Solving for the angle-update \(\delta\theta\) yields the linear system
\[t-f(\theta)\approx J(\theta)\delta\theta,\]
which is (probably) difficult to solve because the system is usually underconstrained, \(J(\theta)\) might not be invertible or maybe there is no solution at all (for example if the target positions are out of reach of the effectors).
The approximative target to minimize to obtain a \(\delta\theta\) that best satisfies \(t-f(\theta)\approx J(\theta)\delta\theta\) when the inverse kinematics problem doesn't have a solution is the \textbf{least squares} solution
\[\delta\theta=\arg\min\limits_{\delta\theta}||J(\theta)\delta\theta-(t-f(\theta))||^2.\]
The target to minimize to obtain a \(\delta\theta\) that satisfies \(t-f(\theta)=J(\theta)\delta\theta\) when the inverse kinematics problem has a single or multiple solutions is the \textbf{least norm} solution
\[\delta\theta=\arg\min\limits_{\delta\theta}||\delta\theta||,\]
such that \(t-f(\theta)=J(\theta)\delta\theta\).

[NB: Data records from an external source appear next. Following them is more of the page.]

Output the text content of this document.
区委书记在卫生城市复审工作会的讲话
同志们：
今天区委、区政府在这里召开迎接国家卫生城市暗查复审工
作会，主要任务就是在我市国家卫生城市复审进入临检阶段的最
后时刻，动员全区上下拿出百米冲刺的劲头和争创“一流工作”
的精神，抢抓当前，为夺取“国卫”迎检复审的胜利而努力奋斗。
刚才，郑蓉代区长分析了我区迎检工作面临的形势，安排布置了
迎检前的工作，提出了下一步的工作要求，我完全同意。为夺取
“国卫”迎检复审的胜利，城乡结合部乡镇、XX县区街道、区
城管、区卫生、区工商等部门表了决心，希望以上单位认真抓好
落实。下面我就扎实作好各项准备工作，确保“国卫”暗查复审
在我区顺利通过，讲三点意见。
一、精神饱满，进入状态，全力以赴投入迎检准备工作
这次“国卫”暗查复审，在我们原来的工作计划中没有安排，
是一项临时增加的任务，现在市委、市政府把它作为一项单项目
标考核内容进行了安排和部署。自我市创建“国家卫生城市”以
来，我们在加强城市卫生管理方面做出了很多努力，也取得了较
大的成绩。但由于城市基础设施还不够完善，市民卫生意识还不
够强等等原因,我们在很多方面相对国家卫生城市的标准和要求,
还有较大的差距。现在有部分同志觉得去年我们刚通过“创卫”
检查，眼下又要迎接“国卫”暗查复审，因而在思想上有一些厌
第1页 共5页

\subsection{Moore-Penrose Inverse}
\label{subsec:moorepenroseinverse}
A generally possible \textquote{best-effort} solution to linear systems with no/infinitely many solutions is given by the \textbf{Moore-Penrose Inverse}:
When solving a linear system \(Ax=b\) using \(x=A^{-1}b\) is not possible (e.g. because \(A\) is not invertible),
calculate \(x\approx A^+b\) instead, where \(A^+\) is the Moore-Penrose inverse (or \textquote{pseudo-inverse}).
If the system is overconstrained, this approach minimizes \(||Ax-b||^2\) (least squares),
if the system is underconstrained, it minimizes \(||x||\) (least norm) such that \(Ax=b\),
and if \(A\) is actually invertible, \(A^+=A^{-1}\).

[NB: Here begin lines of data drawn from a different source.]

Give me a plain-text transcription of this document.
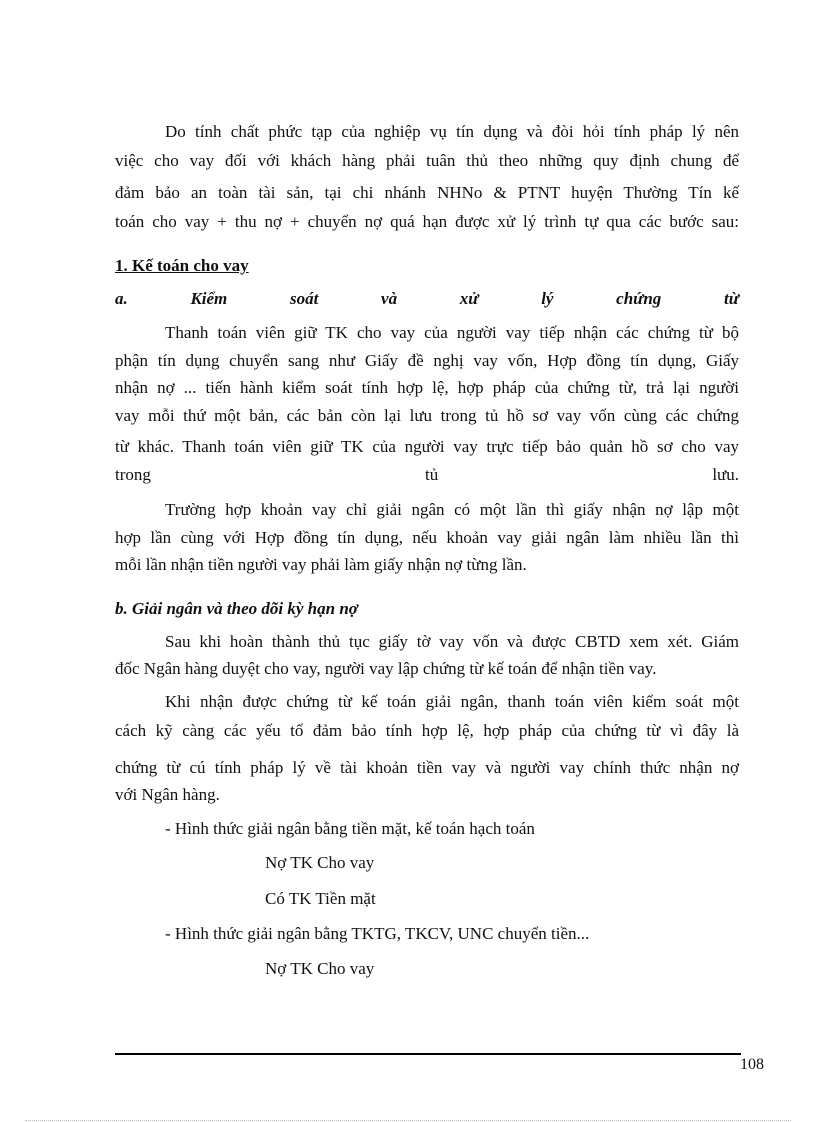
Do tính chất phức tạp của nghiệp vụ tín dụng và đòi hỏi tính pháp lý nên
việc cho vay đối với khách hàng phải tuân thủ theo những quy định chung để
đảm bảo an toàn tài sản, tại chi nhánh NHNo & PTNT huyện Thường Tín kế
toán cho vay + thu nợ + chuyển nợ quá hạn được xử lý trình tự qua các bước sau:
1. Kế toán cho vay
a.	Kiểm	soát	và	xử	lý	chứng	từ
Thanh toán viên giữ TK cho vay của người vay tiếp nhận các chứng từ bộ
phận tín dụng chuyển sang như Giấy đề nghị vay vốn, Hợp đồng tín dụng, Giấy
nhận nợ ... tiến hành kiểm soát tính hợp lệ, hợp pháp của chứng từ, trả lại người
vay mỗi thứ một bản, các bản còn lại lưu trong tủ hồ sơ vay vốn cùng các chứng
từ khác. Thanh toán viên giữ TK của người vay trực tiếp bảo quản hồ sơ cho vay
trong	tủ	lưu.
Trường hợp khoản vay chỉ giải ngân có một lần thì giấy nhận nợ lập một
hợp lần cùng với Hợp đồng tín dụng, nếu khoản vay giải ngân làm nhiều lần thì
mỗi lần nhận tiền người vay phải làm giấy nhận nợ từng lần.
b. Giải ngân và theo dõi kỳ hạn nợ
Sau khi hoàn thành thủ tục giấy tờ vay vốn và được CBTD xem xét. Giám
đốc Ngân hàng duyệt cho vay, người vay lập chứng từ kế toán để nhận tiền vay.
Khi nhận được chứng từ kế toán giải ngân, thanh toán viên kiểm soát một
cách kỹ càng các yếu tố đảm bảo tính hợp lệ, hợp pháp của chứng từ vì đây là
chứng từ cú tính pháp lý về tài khoản tiền vay và người vay chính thức nhận nợ
với Ngân hàng.
- Hình thức giải ngân bằng tiền mặt, kế toán hạch toán
Nợ TK Cho vay
Có TK Tiền mặt
- Hình thức giải ngân bằng TKTG, TKCV, UNC chuyển tiền...
Nợ TK Cho vay
108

The pseudo-inverse can be calculated using a singular-value-decomposition:
Inverting a regular invertible matrix \(A=U\Sigma V^T\), \(A\in\mathbb{R}^{n\times n}\) yields
\[A^{-1}=(U\Sigma V^T)^{-1}=(V^T)^{-1}\Sigma^{-1}U^{-1}=V\Sigma^{-1}U^T\]
with \(\Sigma^{-1}=\text{diag}(\frac{1}{\lambda_1},\dots,\frac{1}{\lambda_n})\),
\textquote{pseudo-inverting} a non-invertible matrix \(A=U\Sigma V^T\), \(A\in\mathbb{R}^{n\times n}\) with \(\text{rank}(A)=m<n\) yields
\[A^+=(U\Sigma V^T)^+=(V^T)^+\Sigma^+U^+=(V^T)^{-1}\Sigma^+U^{-1}=V\Sigma^+U^T\]
with \(\Sigma^+=\text{diag}(\frac{1}{\lambda_1},\dots,\frac{1}{\lambda_m},0,\dots,0)\).
Using the pseudo-inverse, the inverse kinematics problem can now be solved by iteratively updating the joint angles \(\theta\) in direction of \(\delta\theta=J(\theta)^+(t-f(\theta))\).